05/19/2011 – Defendant’s Motion to Dismiss filed in the Sunset Aviation, Inc. Adversary Proceedings by Bay Jet LLC before Judge Walsh in the District of Delaware. With one exception, this is a motion very similar to that filed in 14 other proceedings seeking to dismiss the complaint under 12(b)(6). This defendant also adds a 12(f) motion to strike stating:

Pursuant to Rule 12(f), “[t]he court may strike from a pleading any insufficient defense or any redundant, immaterial, impertinent, or scandalous matter.” Motions to strike serve “to clean up the pleadings, streamline litigation, and avoid unnecessary forays into immaterial matters.” McInerney v. Moyer Lumber & Hardware, Inc., 244 F. Supp. 2d 393, 402 (E.D. Pa. 2002); see also Sepracor Inc. v.
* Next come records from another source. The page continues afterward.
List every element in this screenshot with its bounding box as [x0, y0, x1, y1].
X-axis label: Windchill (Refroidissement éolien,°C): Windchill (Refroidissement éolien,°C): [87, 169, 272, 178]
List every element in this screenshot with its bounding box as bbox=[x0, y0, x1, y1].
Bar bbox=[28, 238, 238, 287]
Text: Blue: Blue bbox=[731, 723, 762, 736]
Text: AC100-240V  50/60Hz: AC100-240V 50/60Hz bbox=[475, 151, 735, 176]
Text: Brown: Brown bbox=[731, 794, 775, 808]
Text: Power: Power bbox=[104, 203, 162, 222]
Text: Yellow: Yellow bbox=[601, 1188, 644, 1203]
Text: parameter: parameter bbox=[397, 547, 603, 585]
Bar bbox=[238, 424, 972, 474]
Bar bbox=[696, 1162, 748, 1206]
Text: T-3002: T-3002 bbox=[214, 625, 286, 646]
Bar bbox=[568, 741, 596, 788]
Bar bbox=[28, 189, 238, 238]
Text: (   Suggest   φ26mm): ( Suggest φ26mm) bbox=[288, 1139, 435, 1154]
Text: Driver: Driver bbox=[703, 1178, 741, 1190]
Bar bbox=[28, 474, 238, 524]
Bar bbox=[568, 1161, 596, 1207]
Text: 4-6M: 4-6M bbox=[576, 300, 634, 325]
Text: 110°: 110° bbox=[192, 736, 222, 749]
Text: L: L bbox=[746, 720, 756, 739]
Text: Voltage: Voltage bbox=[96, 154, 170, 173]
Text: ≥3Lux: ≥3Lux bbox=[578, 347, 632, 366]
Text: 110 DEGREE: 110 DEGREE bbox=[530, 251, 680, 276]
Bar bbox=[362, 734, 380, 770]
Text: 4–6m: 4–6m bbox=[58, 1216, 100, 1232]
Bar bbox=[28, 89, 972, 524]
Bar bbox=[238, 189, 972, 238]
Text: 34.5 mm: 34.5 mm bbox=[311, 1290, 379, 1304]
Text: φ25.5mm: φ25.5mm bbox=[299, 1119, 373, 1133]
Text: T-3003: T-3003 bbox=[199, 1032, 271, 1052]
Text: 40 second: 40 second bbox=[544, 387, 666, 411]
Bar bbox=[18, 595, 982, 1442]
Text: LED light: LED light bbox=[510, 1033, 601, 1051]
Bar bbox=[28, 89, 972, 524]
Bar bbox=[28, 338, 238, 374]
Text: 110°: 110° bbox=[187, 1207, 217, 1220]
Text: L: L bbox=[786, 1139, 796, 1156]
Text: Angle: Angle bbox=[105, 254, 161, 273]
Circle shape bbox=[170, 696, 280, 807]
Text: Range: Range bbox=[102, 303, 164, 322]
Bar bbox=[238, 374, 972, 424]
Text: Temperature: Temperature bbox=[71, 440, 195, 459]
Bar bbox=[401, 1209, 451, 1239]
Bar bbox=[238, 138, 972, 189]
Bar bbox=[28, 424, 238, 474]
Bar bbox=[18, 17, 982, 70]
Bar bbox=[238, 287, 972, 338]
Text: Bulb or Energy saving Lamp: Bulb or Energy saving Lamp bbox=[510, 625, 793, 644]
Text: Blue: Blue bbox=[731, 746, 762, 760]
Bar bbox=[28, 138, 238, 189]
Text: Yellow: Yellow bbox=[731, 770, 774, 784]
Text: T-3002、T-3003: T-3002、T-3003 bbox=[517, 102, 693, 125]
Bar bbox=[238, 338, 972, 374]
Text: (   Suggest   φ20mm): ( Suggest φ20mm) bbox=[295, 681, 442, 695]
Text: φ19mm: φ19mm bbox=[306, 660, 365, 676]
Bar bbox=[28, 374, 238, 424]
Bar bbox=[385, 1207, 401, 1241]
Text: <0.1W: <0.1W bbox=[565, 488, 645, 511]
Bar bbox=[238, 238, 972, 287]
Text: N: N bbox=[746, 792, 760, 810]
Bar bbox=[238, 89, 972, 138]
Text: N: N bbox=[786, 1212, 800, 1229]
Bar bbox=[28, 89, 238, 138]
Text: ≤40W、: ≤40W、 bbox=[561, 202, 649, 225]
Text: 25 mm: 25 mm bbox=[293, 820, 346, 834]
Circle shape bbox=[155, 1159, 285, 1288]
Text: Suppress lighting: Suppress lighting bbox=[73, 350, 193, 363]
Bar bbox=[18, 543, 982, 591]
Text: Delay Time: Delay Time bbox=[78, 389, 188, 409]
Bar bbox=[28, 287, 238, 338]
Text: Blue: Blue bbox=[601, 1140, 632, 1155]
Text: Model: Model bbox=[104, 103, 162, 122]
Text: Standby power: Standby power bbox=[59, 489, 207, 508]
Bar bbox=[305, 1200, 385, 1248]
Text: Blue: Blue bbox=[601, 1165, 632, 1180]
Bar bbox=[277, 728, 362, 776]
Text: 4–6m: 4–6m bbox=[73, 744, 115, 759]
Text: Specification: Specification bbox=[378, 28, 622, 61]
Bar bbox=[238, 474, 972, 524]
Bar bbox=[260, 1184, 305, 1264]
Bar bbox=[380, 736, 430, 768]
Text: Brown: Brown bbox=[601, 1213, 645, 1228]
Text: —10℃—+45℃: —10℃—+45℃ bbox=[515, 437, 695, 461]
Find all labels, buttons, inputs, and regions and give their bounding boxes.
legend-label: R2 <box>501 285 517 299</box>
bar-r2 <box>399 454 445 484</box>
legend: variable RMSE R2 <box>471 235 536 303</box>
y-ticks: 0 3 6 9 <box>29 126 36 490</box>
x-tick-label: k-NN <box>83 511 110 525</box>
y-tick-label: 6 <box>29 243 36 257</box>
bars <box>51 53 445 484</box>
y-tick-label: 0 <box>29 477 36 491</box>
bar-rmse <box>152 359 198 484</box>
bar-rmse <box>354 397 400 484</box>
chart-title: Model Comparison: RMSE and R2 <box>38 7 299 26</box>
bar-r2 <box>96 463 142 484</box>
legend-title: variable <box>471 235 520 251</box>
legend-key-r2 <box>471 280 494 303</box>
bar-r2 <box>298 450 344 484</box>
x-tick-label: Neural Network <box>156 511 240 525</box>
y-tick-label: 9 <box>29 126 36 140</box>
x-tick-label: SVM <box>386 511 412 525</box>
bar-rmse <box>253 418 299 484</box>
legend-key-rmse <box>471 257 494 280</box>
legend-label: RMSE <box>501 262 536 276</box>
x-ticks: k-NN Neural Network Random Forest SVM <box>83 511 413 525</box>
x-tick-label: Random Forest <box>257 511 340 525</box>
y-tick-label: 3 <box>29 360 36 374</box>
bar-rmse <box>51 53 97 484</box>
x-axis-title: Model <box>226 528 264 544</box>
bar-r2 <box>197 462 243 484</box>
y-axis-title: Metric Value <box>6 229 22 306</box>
Dey, L.P., 2008 WL 4377570, at *2 (D. Del. Sept. 26, 2008). Although motions to strike are often disfavored, the Trustee’s effort to turn what ought to be a small preference claim into a much larger claim is based solely on a misapplication of applicable law. Correcting that legal problem is exactly the kind of “clean[ing] up the pleadings [and] streamlin[ing] litigation” that is appropriate for the Court to perform at this stage.